The kilojoule (kJ) equals 1,000 joules and is the practical energy unit for food, chemistry, and heating applications in metric countries. Food energy labels in Australia, Europe, and most of the world use kilojoules.
A dietary calorie (kcal) equals 4.184 kJ. A can of soda contains about 600 kJ. The specific heat of water (4.184 kJ/kg·°C) means heating 1 liter of water by 1°C requires 4.184 kJ.
Interesting fact: An average adult needs about 8,000-10,000 kJ (2,000-2,400 kcal) per day. Running a marathon burns approximately 12,500 kJ.
The therm is a unit of natural gas energy equal to 100,000 BTU (105,480,400 joules). It is the standard billing unit for natural gas in the United States and United Kingdom. The name comes from the Greek thermos (heat).
Gas utilities bill residential and commercial customers in therms in the US and UK. A typical US household uses about 50–100 therms per month in winter.
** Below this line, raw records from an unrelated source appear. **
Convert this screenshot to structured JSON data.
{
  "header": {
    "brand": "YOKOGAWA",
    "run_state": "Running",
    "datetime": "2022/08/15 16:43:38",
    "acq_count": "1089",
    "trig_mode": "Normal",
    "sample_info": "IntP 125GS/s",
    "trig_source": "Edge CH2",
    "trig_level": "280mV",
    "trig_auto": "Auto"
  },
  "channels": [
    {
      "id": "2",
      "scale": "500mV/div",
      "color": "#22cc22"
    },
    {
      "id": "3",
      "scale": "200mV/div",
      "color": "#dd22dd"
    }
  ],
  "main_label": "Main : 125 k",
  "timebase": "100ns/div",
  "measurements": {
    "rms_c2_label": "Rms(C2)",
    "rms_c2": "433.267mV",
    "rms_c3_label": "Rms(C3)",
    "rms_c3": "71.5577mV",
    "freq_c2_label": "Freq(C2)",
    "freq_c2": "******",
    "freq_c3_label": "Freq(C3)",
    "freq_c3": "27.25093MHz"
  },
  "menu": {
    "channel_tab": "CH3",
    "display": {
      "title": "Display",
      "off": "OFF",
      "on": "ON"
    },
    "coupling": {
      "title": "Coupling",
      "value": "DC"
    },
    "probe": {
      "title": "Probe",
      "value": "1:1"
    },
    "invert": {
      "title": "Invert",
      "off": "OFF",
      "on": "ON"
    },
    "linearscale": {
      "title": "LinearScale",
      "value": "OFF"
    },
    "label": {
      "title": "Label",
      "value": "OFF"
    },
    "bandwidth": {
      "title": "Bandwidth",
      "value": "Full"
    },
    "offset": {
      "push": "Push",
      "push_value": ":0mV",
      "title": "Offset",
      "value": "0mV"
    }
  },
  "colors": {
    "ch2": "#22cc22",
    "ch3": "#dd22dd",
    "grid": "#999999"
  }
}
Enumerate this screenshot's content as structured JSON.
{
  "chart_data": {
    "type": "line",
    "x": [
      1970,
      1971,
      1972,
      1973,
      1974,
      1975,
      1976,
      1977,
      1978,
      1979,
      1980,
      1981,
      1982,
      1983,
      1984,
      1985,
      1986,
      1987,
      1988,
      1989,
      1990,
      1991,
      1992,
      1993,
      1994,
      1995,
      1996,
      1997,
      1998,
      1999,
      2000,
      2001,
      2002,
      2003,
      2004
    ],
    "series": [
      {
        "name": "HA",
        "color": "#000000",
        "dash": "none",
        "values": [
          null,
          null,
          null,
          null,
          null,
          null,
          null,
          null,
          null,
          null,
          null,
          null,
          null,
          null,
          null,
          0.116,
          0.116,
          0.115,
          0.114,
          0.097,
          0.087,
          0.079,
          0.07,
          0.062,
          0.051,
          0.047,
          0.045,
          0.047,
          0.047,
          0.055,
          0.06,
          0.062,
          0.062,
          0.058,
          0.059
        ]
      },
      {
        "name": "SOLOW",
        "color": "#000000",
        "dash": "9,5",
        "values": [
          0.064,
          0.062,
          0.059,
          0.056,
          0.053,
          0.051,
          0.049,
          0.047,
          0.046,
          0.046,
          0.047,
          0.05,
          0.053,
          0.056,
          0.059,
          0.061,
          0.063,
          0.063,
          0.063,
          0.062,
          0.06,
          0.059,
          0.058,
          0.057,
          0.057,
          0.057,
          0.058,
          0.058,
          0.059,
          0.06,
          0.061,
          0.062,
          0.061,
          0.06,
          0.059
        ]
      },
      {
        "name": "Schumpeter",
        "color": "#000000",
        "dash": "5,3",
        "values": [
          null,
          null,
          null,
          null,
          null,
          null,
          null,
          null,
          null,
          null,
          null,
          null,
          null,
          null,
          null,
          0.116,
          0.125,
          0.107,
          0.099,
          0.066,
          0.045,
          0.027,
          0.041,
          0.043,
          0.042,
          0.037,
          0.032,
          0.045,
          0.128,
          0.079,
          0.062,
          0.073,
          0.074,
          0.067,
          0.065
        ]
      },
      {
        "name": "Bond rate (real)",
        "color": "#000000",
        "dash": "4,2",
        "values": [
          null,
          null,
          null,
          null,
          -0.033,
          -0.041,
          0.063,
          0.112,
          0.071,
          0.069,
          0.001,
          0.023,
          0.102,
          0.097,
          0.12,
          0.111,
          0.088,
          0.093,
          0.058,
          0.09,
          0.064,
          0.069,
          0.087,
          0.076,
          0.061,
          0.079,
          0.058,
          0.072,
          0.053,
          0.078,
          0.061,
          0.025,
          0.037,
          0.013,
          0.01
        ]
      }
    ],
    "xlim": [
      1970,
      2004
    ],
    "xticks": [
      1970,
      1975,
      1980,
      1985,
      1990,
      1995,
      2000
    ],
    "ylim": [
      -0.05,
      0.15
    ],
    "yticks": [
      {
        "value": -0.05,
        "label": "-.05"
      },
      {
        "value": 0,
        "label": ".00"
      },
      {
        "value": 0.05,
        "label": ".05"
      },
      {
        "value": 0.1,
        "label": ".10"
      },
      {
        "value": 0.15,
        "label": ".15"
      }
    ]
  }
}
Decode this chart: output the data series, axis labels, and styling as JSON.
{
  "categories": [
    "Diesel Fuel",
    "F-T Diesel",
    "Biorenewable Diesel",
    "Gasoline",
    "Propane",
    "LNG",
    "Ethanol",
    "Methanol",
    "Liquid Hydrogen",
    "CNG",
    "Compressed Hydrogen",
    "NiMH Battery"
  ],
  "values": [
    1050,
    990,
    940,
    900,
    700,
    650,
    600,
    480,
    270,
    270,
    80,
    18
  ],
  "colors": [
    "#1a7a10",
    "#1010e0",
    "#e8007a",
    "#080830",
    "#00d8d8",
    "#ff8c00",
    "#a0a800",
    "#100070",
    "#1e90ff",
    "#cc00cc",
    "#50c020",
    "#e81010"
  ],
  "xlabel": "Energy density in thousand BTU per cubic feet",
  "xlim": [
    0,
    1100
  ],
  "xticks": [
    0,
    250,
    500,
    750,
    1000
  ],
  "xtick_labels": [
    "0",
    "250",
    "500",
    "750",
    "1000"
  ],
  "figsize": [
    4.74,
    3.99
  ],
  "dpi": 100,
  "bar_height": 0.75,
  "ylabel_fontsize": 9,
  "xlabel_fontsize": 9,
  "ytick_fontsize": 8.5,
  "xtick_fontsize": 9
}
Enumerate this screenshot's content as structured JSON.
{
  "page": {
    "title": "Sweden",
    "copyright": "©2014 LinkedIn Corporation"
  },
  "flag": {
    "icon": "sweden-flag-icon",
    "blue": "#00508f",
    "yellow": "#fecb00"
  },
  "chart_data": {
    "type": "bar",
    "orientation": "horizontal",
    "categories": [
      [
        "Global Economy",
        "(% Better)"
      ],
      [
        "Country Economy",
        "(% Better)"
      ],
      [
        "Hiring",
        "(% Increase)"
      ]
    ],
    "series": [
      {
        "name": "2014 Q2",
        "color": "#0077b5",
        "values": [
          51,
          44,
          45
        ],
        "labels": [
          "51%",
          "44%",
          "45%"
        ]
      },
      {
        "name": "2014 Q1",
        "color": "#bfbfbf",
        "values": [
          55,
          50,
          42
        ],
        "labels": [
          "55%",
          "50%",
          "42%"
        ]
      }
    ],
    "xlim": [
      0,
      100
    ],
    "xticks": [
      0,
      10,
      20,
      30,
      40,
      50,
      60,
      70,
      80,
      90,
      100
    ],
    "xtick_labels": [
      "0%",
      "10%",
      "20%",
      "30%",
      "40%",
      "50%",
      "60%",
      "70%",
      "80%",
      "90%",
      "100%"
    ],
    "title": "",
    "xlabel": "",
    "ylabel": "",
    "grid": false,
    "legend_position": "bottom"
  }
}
Natural gas furnaces and water heaters are rated in therms per hour.
Interesting fact: One therm of natural gas costs about $1.00–$2.00 in the US. Burning one therm releases about 5.3 kg of CO₂. The US consumes about 28 trillion therms of natural gas equivalent energy per year.
Converting kilojoule to therm is common across energy, nutrition, engineering, and science. Different sectors use different energy units — joules in physics, kcal in nutrition, kWh in electricity, and BTU in HVAC — making accurate conversion essential for cross-disciplinary work and international comparisons.
Quick reference: 5 kJ = 4.7402e-5 therm and 10 kJ = 9.4804e-5 therm. Reverse: 1 therm = 105,500 kJ. Exact factor: 1 kJ = 9.4804e-6 therm.
All conversions use IEEE 754 double-precision arithmetic, accurate to at least 8 significant figures.